We see no valid objection in law, and every reason in public policy, why the corporation, which profits by the transaction, and can only act through its agents and officers, shall be held punishable by fine because of the knowledge and intent of its agents to whom it has intrusted authority to act in the subject-matter of making and fixing rates of transportation, and whose knowledge and purposes may well be attributed to the corporation for which the agents act. While the law should have regard to the rights of all, and to those of corporations no less than to those of individuals, it cannot shut its eyes to the fact that the great majority of business transactions in modern times are conducted through these bodies, and particularly that interstate commerce is almost entirely in their hands, and to give them immunity from all punishment because of the old and exploded doctrine that a corporation cannot commit a crime would virtually take away the only means of effectually controlling the subject-matter and correcting the abuses aimed at.
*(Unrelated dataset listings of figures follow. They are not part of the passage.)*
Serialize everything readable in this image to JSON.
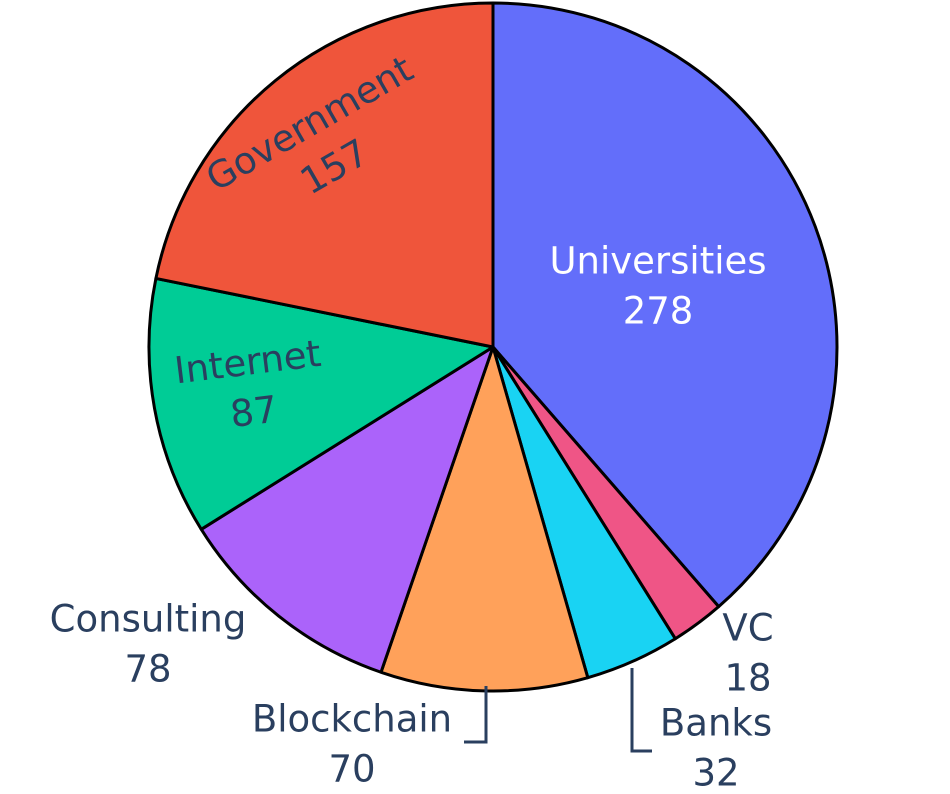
{
  "chart_data": {
    "type": "pie",
    "title": "",
    "categories": [
      "Universities",
      "VC",
      "Banks",
      "Blockchain",
      "Consulting",
      "Internet",
      "Government"
    ],
    "values": [
      278,
      18,
      32,
      70,
      78,
      87,
      157
    ],
    "value_labels": [
      "278",
      "18",
      "32",
      "70",
      "78",
      "87",
      "157"
    ],
    "colors": [
      "#636efa",
      "#ef5586",
      "#19d3f3",
      "#ffa15a",
      "#ab63fa",
      "#00cc96",
      "#ef553b"
    ],
    "start_angle_deg": 90,
    "direction": "clockwise",
    "legend": "none",
    "label_text_colors": {
      "inside_dark_bg": "#ffffff",
      "inside_light_bg": "#2a3f5f",
      "outside": "#2a3f5f"
    }
  }
}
There can be no question of the power of Congress to regulate interstate commerce, to prevent favoritism, and to secure equal rights to all engaged in interstate trade. It would be a distinct step backward to hold that Congress cannot control those who are conducting this interstate commerce by holding them responsible for the intent and purposes of the agents to whom they have delegated the power to act in the premises.
We find no error in the proceedings of the Circuit Court, and its judgment is affirmed.